Tubuh Perempuan Menjadi Fokus Perhatian
Dari situs Rahima, Pusat Pendidikan dan Informasi Islam dan
Hak-hak Perempuan, seorang penulis membagikan cerita tentang temannya yang
meninggal karena pendarahan saat melahirkan anak keenam. Katanya, ia dilarang sang
suami memakai kontrasepsi karena setiap anak membawa rezekinya sendiri. Baru
belakangan diketahui, alasan sesungguhnya adalah karena ia belum memberikan
anak laki-laki—sebagai penerus generasi—kepada suami dan keluarganya.

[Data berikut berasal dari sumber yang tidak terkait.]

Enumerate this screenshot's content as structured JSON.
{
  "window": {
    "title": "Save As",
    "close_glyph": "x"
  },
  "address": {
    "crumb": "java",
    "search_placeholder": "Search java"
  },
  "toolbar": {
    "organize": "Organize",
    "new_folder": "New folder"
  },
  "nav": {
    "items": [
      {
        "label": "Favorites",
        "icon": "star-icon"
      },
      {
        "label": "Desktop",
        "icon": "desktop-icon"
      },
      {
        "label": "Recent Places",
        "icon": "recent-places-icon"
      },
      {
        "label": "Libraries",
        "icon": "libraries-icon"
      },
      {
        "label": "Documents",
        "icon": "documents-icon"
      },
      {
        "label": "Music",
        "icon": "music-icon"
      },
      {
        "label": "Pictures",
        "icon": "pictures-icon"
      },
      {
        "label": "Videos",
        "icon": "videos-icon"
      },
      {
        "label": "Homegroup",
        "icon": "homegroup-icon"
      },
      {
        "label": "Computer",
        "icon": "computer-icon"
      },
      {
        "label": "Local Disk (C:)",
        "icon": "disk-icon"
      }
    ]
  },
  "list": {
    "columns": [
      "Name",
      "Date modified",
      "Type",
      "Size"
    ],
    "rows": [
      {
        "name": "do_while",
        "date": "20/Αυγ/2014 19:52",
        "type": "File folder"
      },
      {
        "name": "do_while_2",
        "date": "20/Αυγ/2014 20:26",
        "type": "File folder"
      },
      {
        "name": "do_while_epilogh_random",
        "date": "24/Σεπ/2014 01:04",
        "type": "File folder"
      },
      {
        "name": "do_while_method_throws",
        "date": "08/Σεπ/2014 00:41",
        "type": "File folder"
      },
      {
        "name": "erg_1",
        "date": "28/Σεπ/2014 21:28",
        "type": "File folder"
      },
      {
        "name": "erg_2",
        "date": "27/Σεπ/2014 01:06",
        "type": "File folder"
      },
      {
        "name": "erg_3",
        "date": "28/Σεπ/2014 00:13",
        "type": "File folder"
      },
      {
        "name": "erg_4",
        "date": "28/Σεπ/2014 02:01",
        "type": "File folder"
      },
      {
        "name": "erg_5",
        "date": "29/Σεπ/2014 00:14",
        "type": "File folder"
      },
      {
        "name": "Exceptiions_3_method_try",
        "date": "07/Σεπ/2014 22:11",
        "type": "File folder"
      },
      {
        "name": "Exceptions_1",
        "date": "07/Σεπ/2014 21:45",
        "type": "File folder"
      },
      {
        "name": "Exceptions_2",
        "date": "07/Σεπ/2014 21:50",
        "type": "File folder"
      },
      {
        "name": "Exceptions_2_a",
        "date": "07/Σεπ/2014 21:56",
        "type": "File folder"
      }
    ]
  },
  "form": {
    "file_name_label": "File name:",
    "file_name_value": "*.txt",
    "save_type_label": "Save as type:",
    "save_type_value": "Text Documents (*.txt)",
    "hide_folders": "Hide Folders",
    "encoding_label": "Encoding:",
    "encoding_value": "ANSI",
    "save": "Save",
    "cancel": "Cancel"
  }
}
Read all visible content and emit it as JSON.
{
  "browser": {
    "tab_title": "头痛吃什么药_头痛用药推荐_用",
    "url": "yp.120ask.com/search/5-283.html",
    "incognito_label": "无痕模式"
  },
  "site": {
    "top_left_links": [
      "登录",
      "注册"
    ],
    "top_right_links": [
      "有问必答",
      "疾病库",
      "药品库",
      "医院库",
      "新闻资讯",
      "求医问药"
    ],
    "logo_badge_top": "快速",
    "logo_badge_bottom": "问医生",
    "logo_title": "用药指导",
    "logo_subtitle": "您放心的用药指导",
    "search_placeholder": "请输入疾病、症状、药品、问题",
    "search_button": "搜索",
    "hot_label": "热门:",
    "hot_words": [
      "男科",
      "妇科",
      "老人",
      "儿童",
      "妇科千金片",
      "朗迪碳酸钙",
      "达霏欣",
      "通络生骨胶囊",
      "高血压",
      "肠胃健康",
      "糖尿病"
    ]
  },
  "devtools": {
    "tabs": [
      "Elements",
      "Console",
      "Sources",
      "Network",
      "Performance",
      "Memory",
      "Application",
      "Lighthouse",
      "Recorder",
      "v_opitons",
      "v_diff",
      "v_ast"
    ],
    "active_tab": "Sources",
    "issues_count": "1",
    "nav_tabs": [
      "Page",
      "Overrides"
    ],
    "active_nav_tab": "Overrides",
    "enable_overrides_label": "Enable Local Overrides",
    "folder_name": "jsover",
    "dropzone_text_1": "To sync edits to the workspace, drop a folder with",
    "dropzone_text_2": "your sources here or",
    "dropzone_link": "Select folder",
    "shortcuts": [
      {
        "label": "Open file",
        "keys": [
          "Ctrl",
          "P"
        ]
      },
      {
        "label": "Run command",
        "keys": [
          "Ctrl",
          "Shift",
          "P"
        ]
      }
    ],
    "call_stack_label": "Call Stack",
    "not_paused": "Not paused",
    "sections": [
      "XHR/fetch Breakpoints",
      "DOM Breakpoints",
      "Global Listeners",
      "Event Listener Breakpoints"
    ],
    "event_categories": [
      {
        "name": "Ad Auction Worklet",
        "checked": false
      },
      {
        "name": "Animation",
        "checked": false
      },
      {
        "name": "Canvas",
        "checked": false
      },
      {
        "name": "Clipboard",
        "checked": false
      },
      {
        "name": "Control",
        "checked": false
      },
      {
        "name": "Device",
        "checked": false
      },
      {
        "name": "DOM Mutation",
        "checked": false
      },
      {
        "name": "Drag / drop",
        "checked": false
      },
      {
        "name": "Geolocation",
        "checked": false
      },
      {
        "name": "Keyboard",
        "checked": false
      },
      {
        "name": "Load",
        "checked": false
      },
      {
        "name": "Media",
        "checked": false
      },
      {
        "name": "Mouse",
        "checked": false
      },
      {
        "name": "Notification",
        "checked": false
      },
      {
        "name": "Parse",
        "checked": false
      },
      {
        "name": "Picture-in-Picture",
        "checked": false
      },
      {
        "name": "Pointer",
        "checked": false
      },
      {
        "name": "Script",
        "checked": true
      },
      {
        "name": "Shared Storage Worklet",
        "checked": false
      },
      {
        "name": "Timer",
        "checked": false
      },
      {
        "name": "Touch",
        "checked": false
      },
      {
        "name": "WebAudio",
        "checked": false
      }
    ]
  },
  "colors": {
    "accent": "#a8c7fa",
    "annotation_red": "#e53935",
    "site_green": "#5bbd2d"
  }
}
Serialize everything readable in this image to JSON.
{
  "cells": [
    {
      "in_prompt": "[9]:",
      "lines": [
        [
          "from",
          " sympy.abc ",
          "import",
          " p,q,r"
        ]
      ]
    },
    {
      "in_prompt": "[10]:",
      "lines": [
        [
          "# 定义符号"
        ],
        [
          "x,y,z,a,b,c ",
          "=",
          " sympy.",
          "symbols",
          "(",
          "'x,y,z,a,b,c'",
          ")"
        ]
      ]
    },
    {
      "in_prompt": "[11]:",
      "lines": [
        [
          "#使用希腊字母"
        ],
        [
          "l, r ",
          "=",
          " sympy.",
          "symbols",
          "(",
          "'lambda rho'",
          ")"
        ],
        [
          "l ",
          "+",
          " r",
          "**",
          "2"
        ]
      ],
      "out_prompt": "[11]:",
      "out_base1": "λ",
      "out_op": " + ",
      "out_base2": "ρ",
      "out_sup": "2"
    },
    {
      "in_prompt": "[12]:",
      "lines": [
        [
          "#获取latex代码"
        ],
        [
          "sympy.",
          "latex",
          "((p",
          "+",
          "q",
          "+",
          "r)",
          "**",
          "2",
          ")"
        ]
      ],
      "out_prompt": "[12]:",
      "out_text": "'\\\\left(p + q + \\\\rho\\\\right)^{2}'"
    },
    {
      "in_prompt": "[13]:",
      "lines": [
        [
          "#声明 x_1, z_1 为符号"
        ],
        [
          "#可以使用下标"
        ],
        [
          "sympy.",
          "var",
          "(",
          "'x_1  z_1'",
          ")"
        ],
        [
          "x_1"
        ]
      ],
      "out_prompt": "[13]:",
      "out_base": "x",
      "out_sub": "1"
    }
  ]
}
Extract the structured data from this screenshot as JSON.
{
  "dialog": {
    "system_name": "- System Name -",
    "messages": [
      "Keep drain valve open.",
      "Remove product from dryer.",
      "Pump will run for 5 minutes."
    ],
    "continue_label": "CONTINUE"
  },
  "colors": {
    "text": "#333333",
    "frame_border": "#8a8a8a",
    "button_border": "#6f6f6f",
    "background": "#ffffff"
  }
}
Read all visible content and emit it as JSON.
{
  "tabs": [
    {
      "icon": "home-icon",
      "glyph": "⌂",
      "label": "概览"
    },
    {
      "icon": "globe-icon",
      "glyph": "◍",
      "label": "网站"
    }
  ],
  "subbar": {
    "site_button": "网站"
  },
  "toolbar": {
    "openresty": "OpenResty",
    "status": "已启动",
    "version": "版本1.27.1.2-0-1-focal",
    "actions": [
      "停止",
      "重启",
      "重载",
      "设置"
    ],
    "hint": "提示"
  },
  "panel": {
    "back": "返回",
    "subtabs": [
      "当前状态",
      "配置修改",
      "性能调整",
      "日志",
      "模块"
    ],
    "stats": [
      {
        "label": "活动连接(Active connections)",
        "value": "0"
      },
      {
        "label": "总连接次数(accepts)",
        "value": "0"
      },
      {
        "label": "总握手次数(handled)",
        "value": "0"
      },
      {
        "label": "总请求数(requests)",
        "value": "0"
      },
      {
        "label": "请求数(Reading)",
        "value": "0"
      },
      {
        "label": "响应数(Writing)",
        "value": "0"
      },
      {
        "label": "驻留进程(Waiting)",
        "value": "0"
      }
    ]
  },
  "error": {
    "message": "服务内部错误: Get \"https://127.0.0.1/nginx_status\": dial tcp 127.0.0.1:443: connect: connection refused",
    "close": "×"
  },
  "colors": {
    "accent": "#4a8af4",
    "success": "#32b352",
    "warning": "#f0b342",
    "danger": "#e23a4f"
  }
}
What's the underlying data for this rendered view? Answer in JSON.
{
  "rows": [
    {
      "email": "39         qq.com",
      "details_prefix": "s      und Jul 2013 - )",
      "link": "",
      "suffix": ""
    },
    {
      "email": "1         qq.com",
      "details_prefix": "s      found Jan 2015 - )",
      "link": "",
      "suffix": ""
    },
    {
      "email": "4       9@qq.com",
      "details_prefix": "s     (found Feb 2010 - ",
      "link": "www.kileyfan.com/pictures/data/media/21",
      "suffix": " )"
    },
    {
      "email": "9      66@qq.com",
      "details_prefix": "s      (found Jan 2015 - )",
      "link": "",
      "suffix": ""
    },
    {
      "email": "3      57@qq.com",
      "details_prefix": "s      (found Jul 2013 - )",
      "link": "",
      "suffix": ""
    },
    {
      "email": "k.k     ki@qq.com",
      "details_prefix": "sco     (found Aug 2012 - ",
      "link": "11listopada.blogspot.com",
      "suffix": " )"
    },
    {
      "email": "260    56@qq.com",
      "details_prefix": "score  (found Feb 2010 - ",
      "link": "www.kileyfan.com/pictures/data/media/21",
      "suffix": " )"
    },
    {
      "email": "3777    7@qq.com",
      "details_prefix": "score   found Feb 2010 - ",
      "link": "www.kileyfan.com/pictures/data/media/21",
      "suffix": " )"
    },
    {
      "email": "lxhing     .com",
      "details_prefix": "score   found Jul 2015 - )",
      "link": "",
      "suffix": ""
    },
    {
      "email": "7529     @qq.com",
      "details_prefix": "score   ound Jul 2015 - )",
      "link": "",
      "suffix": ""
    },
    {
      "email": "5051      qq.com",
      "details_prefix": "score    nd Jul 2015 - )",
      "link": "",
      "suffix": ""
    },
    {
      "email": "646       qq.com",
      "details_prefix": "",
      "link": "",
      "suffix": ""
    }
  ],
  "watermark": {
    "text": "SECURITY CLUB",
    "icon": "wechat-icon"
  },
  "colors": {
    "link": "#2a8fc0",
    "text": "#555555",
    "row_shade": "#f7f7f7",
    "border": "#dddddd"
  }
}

Kematian ibu melahirkan terus terjadi. Namun, upaya
menghentikannya selalu menjadi subyek kontroversi karena menyangkut kesehatan
reproduksi, yang tak bisa tidak berkaitan dengan soal seksualitas, kata Maria
Hartiningsih.
***
Tubuh perempuan adalah tapak kehidupan, begitu dikatakan
sosiolog dari Universitas Indonesia, Tamrin Amal Tomagola. Dinamika masyarakat,
sekaligus jejak peradaban, dapat dibaca dari tubuh perempuan karena tubuh itu
merekam perlakuan pihak lain—orangtua, suami, siapa pun, juga masyarakat,
bahkan negara—terhadap dirinya.
Tubuh dan seksualitas perempuan senantiasa merupakan medan
kontestasi paling kritis dan wilayah pertempuran paling keras dari berbagai
kepentingan. Diktum kaum feminis, the personal is political, juga terkait
upaya-upaya menggunakan tubuh perempuan sebagai semacam ”tanda” untuk
menunjukkan kuasa ideologi.
Tubuh perempuan juga menjadi wilayah pertarungan makna kalau
terlihat dari peraturan yang mengatur cara perempuan berpakaian maupun
peraturan yang mengharuskan perempuan beranak banyak, atau sebaliknya, yang
memaksa perempuan tidak melahirkan lebih dari satu anak (seperti di China).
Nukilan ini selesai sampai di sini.